The icing on the cake, though -- really, the admittedly ballsy pièce de résistance of low blow pseudo-journalism -- was the picture of Jacki that O'Reilly's producers had chosen for the segment. Let this be a warning to anyone even tangentially involved in partisan politics these days: Your Facebook and blog photos can be used by your enemies as a weapon against you. In Jacki's case, The O'Reilly Factor nabbed a picture off the internet of her at her own birthday a couple of months back -- wearing a big hat covered in pink fur. So what you essentially had was a stern and serious Bill O'Reilly talking about some left-wing elitist who spends her days mounting attacks on freedom of speech from a K-street office, while onscreen was a photo of that very woman, looking like the grand marshal of a gay pride parade. As underhanded agit-prop, the kind of thing Fox just excels at, it was tough to beat.
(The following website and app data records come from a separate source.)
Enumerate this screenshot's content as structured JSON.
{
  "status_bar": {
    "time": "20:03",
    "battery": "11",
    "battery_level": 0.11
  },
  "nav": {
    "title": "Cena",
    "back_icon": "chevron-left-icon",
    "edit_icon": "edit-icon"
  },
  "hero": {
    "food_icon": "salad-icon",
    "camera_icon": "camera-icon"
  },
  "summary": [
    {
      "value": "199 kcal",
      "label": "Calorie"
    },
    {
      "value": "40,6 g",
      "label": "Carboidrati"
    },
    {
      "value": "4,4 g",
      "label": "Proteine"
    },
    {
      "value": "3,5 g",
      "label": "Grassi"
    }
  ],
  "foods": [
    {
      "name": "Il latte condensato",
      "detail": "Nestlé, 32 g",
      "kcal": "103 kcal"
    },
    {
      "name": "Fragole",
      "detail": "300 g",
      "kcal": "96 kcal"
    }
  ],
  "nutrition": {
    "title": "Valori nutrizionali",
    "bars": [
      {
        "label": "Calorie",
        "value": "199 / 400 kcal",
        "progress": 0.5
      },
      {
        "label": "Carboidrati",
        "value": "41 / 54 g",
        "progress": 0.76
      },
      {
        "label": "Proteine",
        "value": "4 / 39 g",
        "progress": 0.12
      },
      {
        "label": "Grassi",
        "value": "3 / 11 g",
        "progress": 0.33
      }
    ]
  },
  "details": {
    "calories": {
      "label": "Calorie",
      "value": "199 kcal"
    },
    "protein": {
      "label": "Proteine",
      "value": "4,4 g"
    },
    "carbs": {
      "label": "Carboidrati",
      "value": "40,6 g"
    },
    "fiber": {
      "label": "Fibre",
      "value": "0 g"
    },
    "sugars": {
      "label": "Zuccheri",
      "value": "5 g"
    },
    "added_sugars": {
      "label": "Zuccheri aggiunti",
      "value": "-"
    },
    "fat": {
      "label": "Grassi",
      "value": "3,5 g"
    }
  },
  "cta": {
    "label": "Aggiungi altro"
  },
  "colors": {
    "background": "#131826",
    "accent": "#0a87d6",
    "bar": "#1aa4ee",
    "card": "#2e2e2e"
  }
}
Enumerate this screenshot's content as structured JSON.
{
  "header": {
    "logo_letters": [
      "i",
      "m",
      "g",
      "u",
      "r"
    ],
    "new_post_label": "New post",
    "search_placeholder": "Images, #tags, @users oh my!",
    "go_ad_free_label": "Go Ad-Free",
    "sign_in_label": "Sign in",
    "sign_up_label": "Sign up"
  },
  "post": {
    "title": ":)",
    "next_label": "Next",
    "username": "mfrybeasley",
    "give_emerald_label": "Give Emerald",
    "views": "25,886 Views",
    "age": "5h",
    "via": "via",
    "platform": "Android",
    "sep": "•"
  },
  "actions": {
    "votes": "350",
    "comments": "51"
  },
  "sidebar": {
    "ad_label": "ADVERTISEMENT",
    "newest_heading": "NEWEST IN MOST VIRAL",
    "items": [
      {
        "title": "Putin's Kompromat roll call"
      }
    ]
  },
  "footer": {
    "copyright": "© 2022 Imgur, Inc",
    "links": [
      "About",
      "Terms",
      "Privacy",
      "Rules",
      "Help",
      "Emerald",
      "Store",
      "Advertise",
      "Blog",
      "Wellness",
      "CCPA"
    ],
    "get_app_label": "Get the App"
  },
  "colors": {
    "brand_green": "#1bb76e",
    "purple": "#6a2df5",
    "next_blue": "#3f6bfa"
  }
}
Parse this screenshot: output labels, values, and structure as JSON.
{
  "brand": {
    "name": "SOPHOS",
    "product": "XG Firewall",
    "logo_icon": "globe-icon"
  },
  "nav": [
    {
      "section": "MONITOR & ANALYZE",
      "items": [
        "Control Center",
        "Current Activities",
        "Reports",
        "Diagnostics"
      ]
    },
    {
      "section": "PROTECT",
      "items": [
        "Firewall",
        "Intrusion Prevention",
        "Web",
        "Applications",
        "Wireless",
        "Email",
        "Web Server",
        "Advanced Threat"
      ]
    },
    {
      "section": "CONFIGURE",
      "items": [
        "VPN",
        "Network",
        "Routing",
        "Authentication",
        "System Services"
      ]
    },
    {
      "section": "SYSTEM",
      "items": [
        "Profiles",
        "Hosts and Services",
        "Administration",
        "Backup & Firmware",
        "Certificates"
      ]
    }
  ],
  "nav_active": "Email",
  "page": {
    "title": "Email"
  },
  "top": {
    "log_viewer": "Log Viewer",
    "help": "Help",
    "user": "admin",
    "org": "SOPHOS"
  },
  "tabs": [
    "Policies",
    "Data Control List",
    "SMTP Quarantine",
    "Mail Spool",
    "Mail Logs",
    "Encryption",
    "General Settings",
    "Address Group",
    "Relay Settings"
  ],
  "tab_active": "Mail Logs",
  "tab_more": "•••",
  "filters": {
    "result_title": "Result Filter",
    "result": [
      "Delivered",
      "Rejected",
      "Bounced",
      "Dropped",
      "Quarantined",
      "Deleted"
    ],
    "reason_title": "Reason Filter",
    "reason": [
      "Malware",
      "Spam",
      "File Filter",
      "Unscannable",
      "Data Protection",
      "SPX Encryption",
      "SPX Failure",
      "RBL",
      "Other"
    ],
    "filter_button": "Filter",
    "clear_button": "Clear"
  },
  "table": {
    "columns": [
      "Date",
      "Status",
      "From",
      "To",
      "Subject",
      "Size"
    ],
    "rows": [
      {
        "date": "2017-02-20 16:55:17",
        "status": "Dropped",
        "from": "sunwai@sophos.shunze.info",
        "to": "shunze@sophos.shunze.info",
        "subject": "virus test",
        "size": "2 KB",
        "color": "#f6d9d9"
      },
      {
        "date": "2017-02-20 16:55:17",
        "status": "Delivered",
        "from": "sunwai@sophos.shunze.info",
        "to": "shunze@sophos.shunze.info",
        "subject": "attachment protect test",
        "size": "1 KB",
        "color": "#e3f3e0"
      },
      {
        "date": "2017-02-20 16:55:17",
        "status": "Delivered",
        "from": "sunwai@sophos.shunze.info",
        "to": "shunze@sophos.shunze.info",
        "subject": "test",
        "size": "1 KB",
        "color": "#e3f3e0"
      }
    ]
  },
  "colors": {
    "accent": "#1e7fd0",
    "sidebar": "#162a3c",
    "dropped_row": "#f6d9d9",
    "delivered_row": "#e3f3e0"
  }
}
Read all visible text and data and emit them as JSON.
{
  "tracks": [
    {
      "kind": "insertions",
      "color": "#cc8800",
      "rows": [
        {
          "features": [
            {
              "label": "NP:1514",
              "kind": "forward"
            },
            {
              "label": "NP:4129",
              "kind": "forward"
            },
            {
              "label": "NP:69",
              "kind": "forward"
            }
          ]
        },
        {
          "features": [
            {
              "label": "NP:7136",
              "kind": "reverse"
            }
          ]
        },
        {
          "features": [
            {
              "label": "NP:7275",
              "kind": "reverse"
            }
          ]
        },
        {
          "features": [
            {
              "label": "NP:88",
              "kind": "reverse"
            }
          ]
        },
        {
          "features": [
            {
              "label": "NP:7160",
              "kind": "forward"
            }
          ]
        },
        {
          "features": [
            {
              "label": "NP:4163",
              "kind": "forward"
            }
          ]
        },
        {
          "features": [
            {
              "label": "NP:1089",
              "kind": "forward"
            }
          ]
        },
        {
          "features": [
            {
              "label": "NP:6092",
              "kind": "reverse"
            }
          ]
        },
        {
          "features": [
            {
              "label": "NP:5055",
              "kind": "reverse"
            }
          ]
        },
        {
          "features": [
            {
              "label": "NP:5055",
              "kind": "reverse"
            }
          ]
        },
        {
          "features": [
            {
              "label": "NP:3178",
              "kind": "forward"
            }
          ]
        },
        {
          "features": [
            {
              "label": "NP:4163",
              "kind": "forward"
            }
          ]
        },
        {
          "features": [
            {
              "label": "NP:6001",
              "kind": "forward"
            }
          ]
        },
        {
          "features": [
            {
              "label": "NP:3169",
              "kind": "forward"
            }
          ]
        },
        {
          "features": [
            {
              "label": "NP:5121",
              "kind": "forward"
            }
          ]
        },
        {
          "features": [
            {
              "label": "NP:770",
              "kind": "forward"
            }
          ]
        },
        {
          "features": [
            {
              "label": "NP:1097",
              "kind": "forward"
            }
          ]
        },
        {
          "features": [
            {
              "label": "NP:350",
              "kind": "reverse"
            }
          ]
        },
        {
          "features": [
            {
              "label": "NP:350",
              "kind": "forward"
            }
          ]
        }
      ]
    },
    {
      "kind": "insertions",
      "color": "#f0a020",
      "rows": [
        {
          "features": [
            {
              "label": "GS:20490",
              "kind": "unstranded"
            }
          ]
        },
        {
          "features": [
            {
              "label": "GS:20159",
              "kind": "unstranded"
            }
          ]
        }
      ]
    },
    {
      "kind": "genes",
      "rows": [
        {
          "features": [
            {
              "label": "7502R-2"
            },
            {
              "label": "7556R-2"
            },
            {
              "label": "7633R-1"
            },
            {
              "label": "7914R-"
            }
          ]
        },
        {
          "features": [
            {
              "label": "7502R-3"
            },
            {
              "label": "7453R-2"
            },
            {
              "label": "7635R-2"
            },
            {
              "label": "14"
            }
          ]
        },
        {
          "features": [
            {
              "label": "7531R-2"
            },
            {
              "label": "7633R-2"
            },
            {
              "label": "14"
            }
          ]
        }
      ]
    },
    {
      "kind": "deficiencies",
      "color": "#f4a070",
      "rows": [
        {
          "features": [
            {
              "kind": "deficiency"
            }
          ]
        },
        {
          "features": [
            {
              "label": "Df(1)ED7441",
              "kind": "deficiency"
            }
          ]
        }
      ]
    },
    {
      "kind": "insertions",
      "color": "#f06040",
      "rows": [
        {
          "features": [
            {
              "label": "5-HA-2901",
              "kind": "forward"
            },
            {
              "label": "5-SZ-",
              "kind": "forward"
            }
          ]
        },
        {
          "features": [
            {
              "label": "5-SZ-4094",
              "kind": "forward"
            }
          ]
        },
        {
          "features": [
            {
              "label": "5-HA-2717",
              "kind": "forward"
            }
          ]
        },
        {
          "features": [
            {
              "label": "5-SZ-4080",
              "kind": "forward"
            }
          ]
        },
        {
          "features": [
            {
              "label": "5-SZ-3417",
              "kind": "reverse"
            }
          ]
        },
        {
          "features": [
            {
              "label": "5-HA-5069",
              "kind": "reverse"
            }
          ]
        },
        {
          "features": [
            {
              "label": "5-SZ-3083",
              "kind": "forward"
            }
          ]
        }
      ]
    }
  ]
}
I've since talked to Jacki -- who incidentally works for an obviously commie front organization called "Health Care for America Now" -- and she needless to say is shocked to have drawn the wrath of O'Reilly. Her response to the use of the pimped-out photo is mostly casual defiance. "Screw it -- it's a good picture," she laughs. But what she's not laughing at is the hate e-mail, Facebook messages, and phone calls she's been deluged with since the segment ran three days ago; all from O'Reilly's little myrmidons; all telling her in no uncertain terms that she should move to Cuba if she feels that health care is something everybody is entitled to.

The reason Jacki Schechner was specifically targeted by O'Reilly shouldn't confound anyone; it has everything to do with her former affiliation with CNN. There's a gargantuan amount of irony in the fact that someone who was fucked so royally by the network can now be impugned for ever having worked there in the first place. You'd think it would be harder for Fox to paint Jacki as being representative of some kind of liberal agenda at CNN considering that CNN let her go. But then again, this is Fox we're talking about. Logic and reason don't seem to be very big buzzwords with those folks.

If this is merely the first shot in a protracted battle between O'Reilly and "former CNN reporter Jacki Schechner," then Jacki will probably be called on to issue some kind of official statement about the whole stupid mess. For the record, I've already offered her a suggestion.

"O'Reilly, that's the sexual harassment guy from YouTube, right?"

I mean, you don't really think Bill O'Reilly deserves to be taken seriously, do you?